Stephen Chalmers was a journalist and author when he came to these mountains for “the cure.” Things began to happen at Baker’s in August 1915, when Chalmers brought his friend and colleague, Robert Davis, to see close-up Stevenson’s “Hunter’s Home.” Davis was a well-known and widely read columnist for the “New York Sun.” In 1927, he wrote an article for his readers, reliving the experience:

“We crossed the bridge over the river and climbed the hill. A kindly faced woman opened the door. Stephen explained our mission. ‘There isn’t much to see,’ she volunteered. ‘These are the rooms he occupied and this is some of the original furniture.
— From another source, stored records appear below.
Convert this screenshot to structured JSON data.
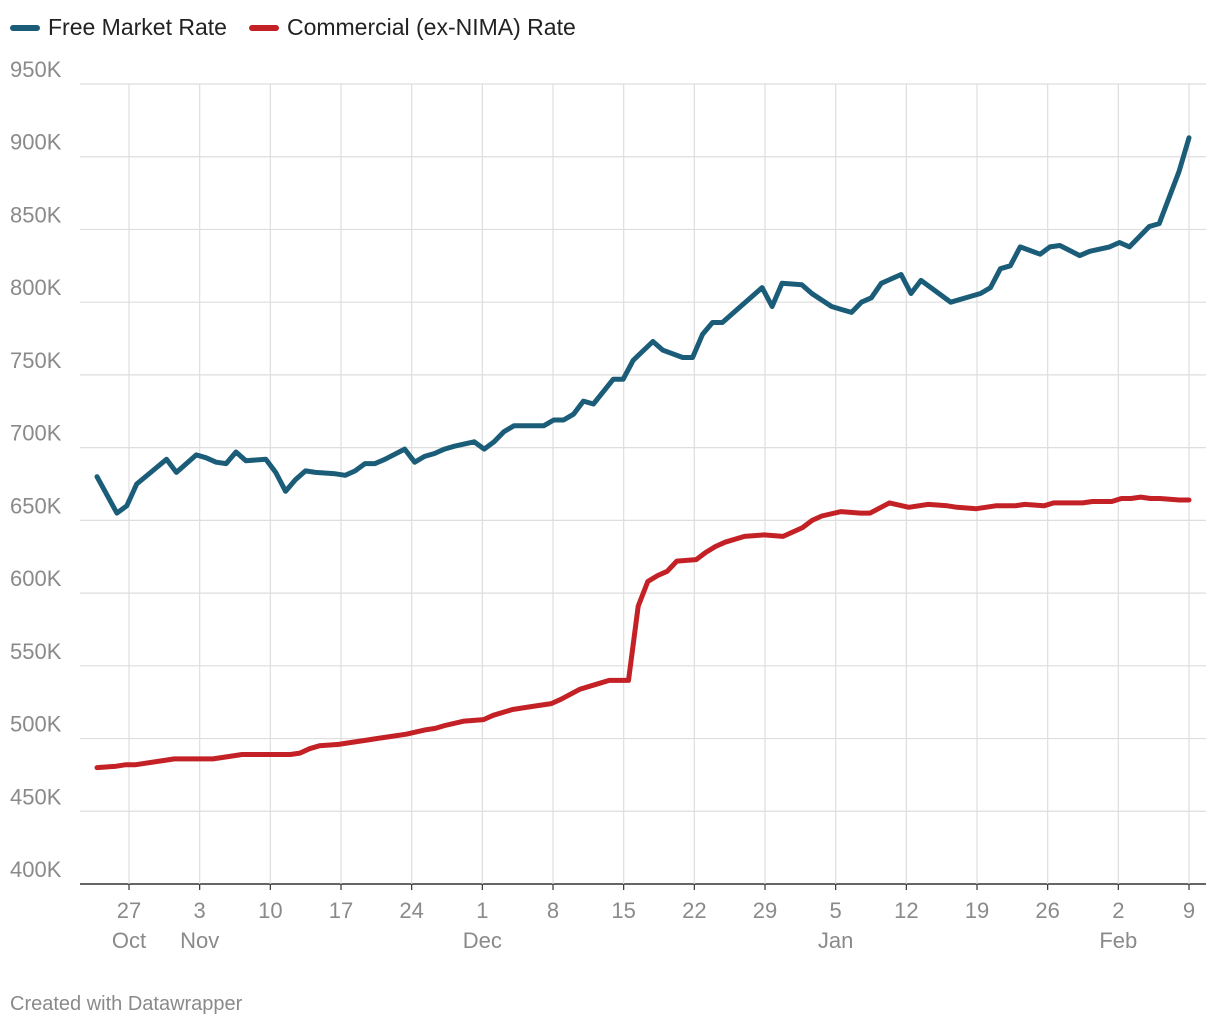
{
  "chart_data": {
    "type": "line",
    "title": "",
    "xlabel": "",
    "ylabel": "",
    "ylim": [
      400000,
      950000
    ],
    "xlim": [
      "2024-10-23",
      "2025-02-09"
    ],
    "legend_position": "top-left",
    "grid": true,
    "y_ticks": [
      {
        "value": 400000,
        "label": "400K"
      },
      {
        "value": 450000,
        "label": "450K"
      },
      {
        "value": 500000,
        "label": "500K"
      },
      {
        "value": 550000,
        "label": "550K"
      },
      {
        "value": 600000,
        "label": "600K"
      },
      {
        "value": 650000,
        "label": "650K"
      },
      {
        "value": 700000,
        "label": "700K"
      },
      {
        "value": 750000,
        "label": "750K"
      },
      {
        "value": 800000,
        "label": "800K"
      },
      {
        "value": 850000,
        "label": "850K"
      },
      {
        "value": 900000,
        "label": "900K"
      },
      {
        "value": 950000,
        "label": "950K"
      }
    ],
    "x_ticks": [
      {
        "date": "2024-10-27",
        "label": "27",
        "sublabel": "Oct"
      },
      {
        "date": "2024-11-03",
        "label": "3",
        "sublabel": "Nov"
      },
      {
        "date": "2024-11-10",
        "label": "10",
        "sublabel": ""
      },
      {
        "date": "2024-11-17",
        "label": "17",
        "sublabel": ""
      },
      {
        "date": "2024-11-24",
        "label": "24",
        "sublabel": ""
      },
      {
        "date": "2024-12-01",
        "label": "1",
        "sublabel": "Dec"
      },
      {
        "date": "2024-12-08",
        "label": "8",
        "sublabel": ""
      },
      {
        "date": "2024-12-15",
        "label": "15",
        "sublabel": ""
      },
      {
        "date": "2024-12-22",
        "label": "22",
        "sublabel": ""
      },
      {
        "date": "2024-12-29",
        "label": "29",
        "sublabel": ""
      },
      {
        "date": "2025-01-05",
        "label": "5",
        "sublabel": "Jan"
      },
      {
        "date": "2025-01-12",
        "label": "12",
        "sublabel": ""
      },
      {
        "date": "2025-01-19",
        "label": "19",
        "sublabel": ""
      },
      {
        "date": "2025-01-26",
        "label": "26",
        "sublabel": ""
      },
      {
        "date": "2025-02-02",
        "label": "2",
        "sublabel": "Feb"
      },
      {
        "date": "2025-02-09",
        "label": "9",
        "sublabel": ""
      }
    ],
    "series": [
      {
        "name": "Free Market Rate",
        "color": "#1b5d78",
        "points": [
          [
            "2024-10-25",
            680000
          ],
          [
            "2024-10-27",
            655000
          ],
          [
            "2024-10-28",
            660000
          ],
          [
            "2024-10-29",
            675000
          ],
          [
            "2024-11-01",
            692000
          ],
          [
            "2024-11-02",
            683000
          ],
          [
            "2024-11-04",
            695000
          ],
          [
            "2024-11-05",
            693000
          ],
          [
            "2024-11-06",
            690000
          ],
          [
            "2024-11-07",
            689000
          ],
          [
            "2024-11-08",
            697000
          ],
          [
            "2024-11-09",
            691000
          ],
          [
            "2024-11-11",
            692000
          ],
          [
            "2024-11-12",
            683000
          ],
          [
            "2024-11-13",
            670000
          ],
          [
            "2024-11-14",
            678000
          ],
          [
            "2024-11-15",
            684000
          ],
          [
            "2024-11-16",
            683000
          ],
          [
            "2024-11-18",
            682000
          ],
          [
            "2024-11-19",
            681000
          ],
          [
            "2024-11-20",
            684000
          ],
          [
            "2024-11-21",
            689000
          ],
          [
            "2024-11-22",
            689000
          ],
          [
            "2024-11-23",
            692000
          ],
          [
            "2024-11-25",
            699000
          ],
          [
            "2024-11-26",
            690000
          ],
          [
            "2024-11-27",
            694000
          ],
          [
            "2024-11-28",
            696000
          ],
          [
            "2024-11-29",
            699000
          ],
          [
            "2024-11-30",
            701000
          ],
          [
            "2024-12-02",
            704000
          ],
          [
            "2024-12-03",
            699000
          ],
          [
            "2024-12-04",
            704000
          ],
          [
            "2024-12-05",
            711000
          ],
          [
            "2024-12-06",
            715000
          ],
          [
            "2024-12-07",
            715000
          ],
          [
            "2024-12-09",
            715000
          ],
          [
            "2024-12-10",
            719000
          ],
          [
            "2024-12-11",
            719000
          ],
          [
            "2024-12-12",
            723000
          ],
          [
            "2024-12-13",
            732000
          ],
          [
            "2024-12-14",
            730000
          ],
          [
            "2024-12-16",
            747000
          ],
          [
            "2024-12-17",
            747000
          ],
          [
            "2024-12-18",
            760000
          ],
          [
            "2024-12-20",
            773000
          ],
          [
            "2024-12-21",
            767000
          ],
          [
            "2024-12-23",
            762000
          ],
          [
            "2024-12-24",
            762000
          ],
          [
            "2024-12-25",
            778000
          ],
          [
            "2024-12-26",
            786000
          ],
          [
            "2024-12-27",
            786000
          ],
          [
            "2024-12-28",
            792000
          ],
          [
            "2024-12-31",
            810000
          ],
          [
            "2025-01-01",
            797000
          ],
          [
            "2025-01-02",
            813000
          ],
          [
            "2025-01-04",
            812000
          ],
          [
            "2025-01-05",
            806000
          ],
          [
            "2025-01-07",
            797000
          ],
          [
            "2025-01-08",
            795000
          ],
          [
            "2025-01-09",
            793000
          ],
          [
            "2025-01-10",
            800000
          ],
          [
            "2025-01-11",
            803000
          ],
          [
            "2025-01-12",
            813000
          ],
          [
            "2025-01-14",
            819000
          ],
          [
            "2025-01-15",
            806000
          ],
          [
            "2025-01-16",
            815000
          ],
          [
            "2025-01-19",
            800000
          ],
          [
            "2025-01-21",
            804000
          ],
          [
            "2025-01-22",
            806000
          ],
          [
            "2025-01-23",
            810000
          ],
          [
            "2025-01-24",
            823000
          ],
          [
            "2025-01-25",
            825000
          ],
          [
            "2025-01-26",
            838000
          ],
          [
            "2025-01-28",
            833000
          ],
          [
            "2025-01-29",
            838000
          ],
          [
            "2025-01-30",
            839000
          ],
          [
            "2025-02-01",
            832000
          ],
          [
            "2025-02-02",
            835000
          ],
          [
            "2025-02-04",
            838000
          ],
          [
            "2025-02-05",
            841000
          ],
          [
            "2025-02-06",
            838000
          ],
          [
            "2025-02-08",
            852000
          ],
          [
            "2025-02-09",
            854000
          ],
          [
            "2025-02-11",
            890000
          ],
          [
            "2025-02-12",
            913000
          ]
        ]
      },
      {
        "name": "Commercial (ex-NIMA) Rate",
        "color": "#c42126",
        "points": [
          [
            "2024-10-25",
            480000
          ],
          [
            "2024-10-27",
            481000
          ],
          [
            "2024-10-28",
            482000
          ],
          [
            "2024-10-29",
            482000
          ],
          [
            "2024-11-01",
            485000
          ],
          [
            "2024-11-02",
            486000
          ],
          [
            "2024-11-04",
            486000
          ],
          [
            "2024-11-06",
            486000
          ],
          [
            "2024-11-08",
            488000
          ],
          [
            "2024-11-09",
            489000
          ],
          [
            "2024-11-11",
            489000
          ],
          [
            "2024-11-13",
            489000
          ],
          [
            "2024-11-14",
            489000
          ],
          [
            "2024-11-15",
            490000
          ],
          [
            "2024-11-16",
            493000
          ],
          [
            "2024-11-17",
            495000
          ],
          [
            "2024-11-19",
            496000
          ],
          [
            "2024-11-20",
            497000
          ],
          [
            "2024-11-22",
            499000
          ],
          [
            "2024-11-23",
            500000
          ],
          [
            "2024-11-25",
            502000
          ],
          [
            "2024-11-26",
            503000
          ],
          [
            "2024-11-28",
            506000
          ],
          [
            "2024-11-29",
            507000
          ],
          [
            "2024-11-30",
            509000
          ],
          [
            "2024-12-02",
            512000
          ],
          [
            "2024-12-04",
            513000
          ],
          [
            "2024-12-05",
            516000
          ],
          [
            "2024-12-07",
            520000
          ],
          [
            "2024-12-09",
            522000
          ],
          [
            "2024-12-11",
            524000
          ],
          [
            "2024-12-12",
            527000
          ],
          [
            "2024-12-14",
            534000
          ],
          [
            "2024-12-16",
            538000
          ],
          [
            "2024-12-17",
            540000
          ],
          [
            "2024-12-19",
            540000
          ],
          [
            "2024-12-20",
            591000
          ],
          [
            "2024-12-21",
            608000
          ],
          [
            "2024-12-22",
            612000
          ],
          [
            "2024-12-23",
            615000
          ],
          [
            "2024-12-24",
            622000
          ],
          [
            "2024-12-26",
            623000
          ],
          [
            "2024-12-27",
            628000
          ],
          [
            "2024-12-28",
            632000
          ],
          [
            "2024-12-29",
            635000
          ],
          [
            "2024-12-31",
            639000
          ],
          [
            "2025-01-02",
            640000
          ],
          [
            "2025-01-04",
            639000
          ],
          [
            "2025-01-05",
            642000
          ],
          [
            "2025-01-06",
            645000
          ],
          [
            "2025-01-07",
            650000
          ],
          [
            "2025-01-08",
            653000
          ],
          [
            "2025-01-10",
            656000
          ],
          [
            "2025-01-12",
            655000
          ],
          [
            "2025-01-13",
            655000
          ],
          [
            "2025-01-15",
            662000
          ],
          [
            "2025-01-17",
            659000
          ],
          [
            "2025-01-19",
            661000
          ],
          [
            "2025-01-21",
            660000
          ],
          [
            "2025-01-22",
            659000
          ],
          [
            "2025-01-24",
            658000
          ],
          [
            "2025-01-26",
            660000
          ],
          [
            "2025-01-28",
            660000
          ],
          [
            "2025-01-29",
            661000
          ],
          [
            "2025-01-31",
            660000
          ],
          [
            "2025-02-01",
            662000
          ],
          [
            "2025-02-02",
            662000
          ],
          [
            "2025-02-04",
            662000
          ],
          [
            "2025-02-05",
            663000
          ],
          [
            "2025-02-07",
            663000
          ],
          [
            "2025-02-08",
            665000
          ],
          [
            "2025-02-09",
            665000
          ],
          [
            "2025-02-10",
            666000
          ],
          [
            "2025-02-11",
            665000
          ],
          [
            "2025-02-12",
            665000
          ],
          [
            "2025-02-14",
            664000
          ],
          [
            "2025-02-15",
            664000
          ]
        ]
      }
    ]
  },
  "credit": "Created with Datawrapper"
}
There in that corner is the desk he used. His bed is still set up in the next room and there are a few other pieces still here. People like to come and look at them.’

“‘Of course you were glad to have such a lodger,’ I observed. ‘Tell me, was he interesting’ ‘I can’t say that I found him especially so,’ Mrs. Baker replied. ‘He wasn’t well and kept pretty much to himself. When not at work he took long walks; played the flute now and then and smoked a good many cigarettes. He used to set the lighted things along the edge of the mantel. See where he burned the wood? I can’t scour the marks out. ‘Bout ruined it. I don’t agree with you that these scars should be left there. But there they are.’
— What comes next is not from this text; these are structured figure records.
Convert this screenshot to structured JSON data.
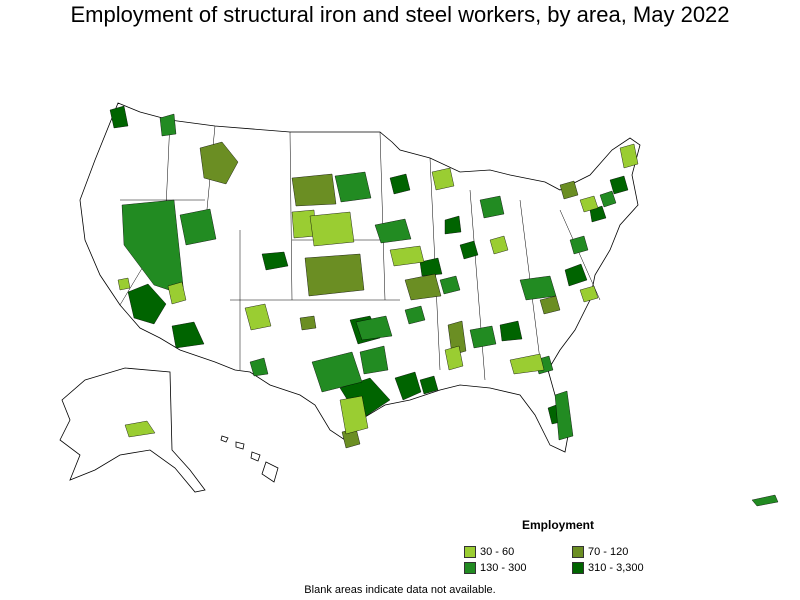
{
  "title": "Employment of structural iron and steel workers, by area, May 2022",
  "legend": {
    "title": "Employment",
    "classes": [
      {
        "label": "30 - 60",
        "color": "#9acd32"
      },
      {
        "label": "70 - 120",
        "color": "#6b8e23"
      },
      {
        "label": "130 - 300",
        "color": "#228b22"
      },
      {
        "label": "310 - 3,300",
        "color": "#006400"
      }
    ]
  },
  "footnote": "Blank areas indicate data not available."
}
“Stephen Chalmers, himself a Scot and a lover of Stevenson if ever there was one, swallowed what he was about to say and walked over and looked down affectionately at Robert Louis’s desk. He knew every line which the master had written upon that altar. We thanked the Bakers and walked away, exhilarated despite the cigarette burns.

“‘Let’s rent those two rooms,’ I said, ‘and turn the Baker cottage into a Stevenson shrine.’ ‘Where can we get the money?’ ‘From the lovers of Stevenson; all over the United States. I’ll get Gutzon Borglum to make a bas-relief in bronze. Taking that as an initial step the people of Saranac will start the ball rolling. Let’s draft a legend to go on the tablet and then send out the call. You should be the first secretary.’
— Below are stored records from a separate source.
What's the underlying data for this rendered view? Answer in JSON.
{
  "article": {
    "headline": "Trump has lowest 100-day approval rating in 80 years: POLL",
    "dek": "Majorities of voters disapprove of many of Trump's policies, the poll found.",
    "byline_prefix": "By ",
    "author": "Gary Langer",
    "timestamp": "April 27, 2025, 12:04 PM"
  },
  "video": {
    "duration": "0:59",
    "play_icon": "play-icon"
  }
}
“Together we framed this record:

ROBERT LOUIS STEVENSON

During the Winter 1887-1888

“I was walking in the veranda of a small house outside the hamlet of Saranac. It was winter, the night was very dark, the air clear and cold and sweet with the purity of forests. For the making of a story here were fine conditions. ‘Come!’ Said I to my engine. Let us make a tale.'”

The Genesis of Ballantrae

Here he wrote “The Master of Ballantrae,” “A Christmas Sermon,” “The Lantern Bearers,” “Pulvis et Umbra,” “Beggars,” “Gentlemen,” “A Chapter on Dreams.”

1850-1894

“The matter was laid before Charles M. Palmer, Dr. Trudeau, Dr. Lawrason Brown and other public spirited citizens of Saranac, all of whom ratified the suggestion with fine support. Borglum made the bas-relief which shows Stevenson in his great coat and fur cap wrapped against the wintry winds of the Adirondacks. A committee was appointed and on Oct. 30, 1915, the Stevenson Memorial Committee unveiled at the Saranac Lake Cottage the Borglum tablet. The committee was resolved into a permanent organization, the ‘Stevenson Society.'”

In a letter to Livingston Chapman, Secretary, Stevenson Society of America, dated Sept. 17, 1923, Davis emphasizes the importance of Chalmers: “That Stephen Chalmers was the first man in this country who specialized in taking visitors to the Saranac Cottage. It was he who took me there. It was his fervor and his devotion to Stevenson that appealed to me. I would never have seen the cottage but for him.”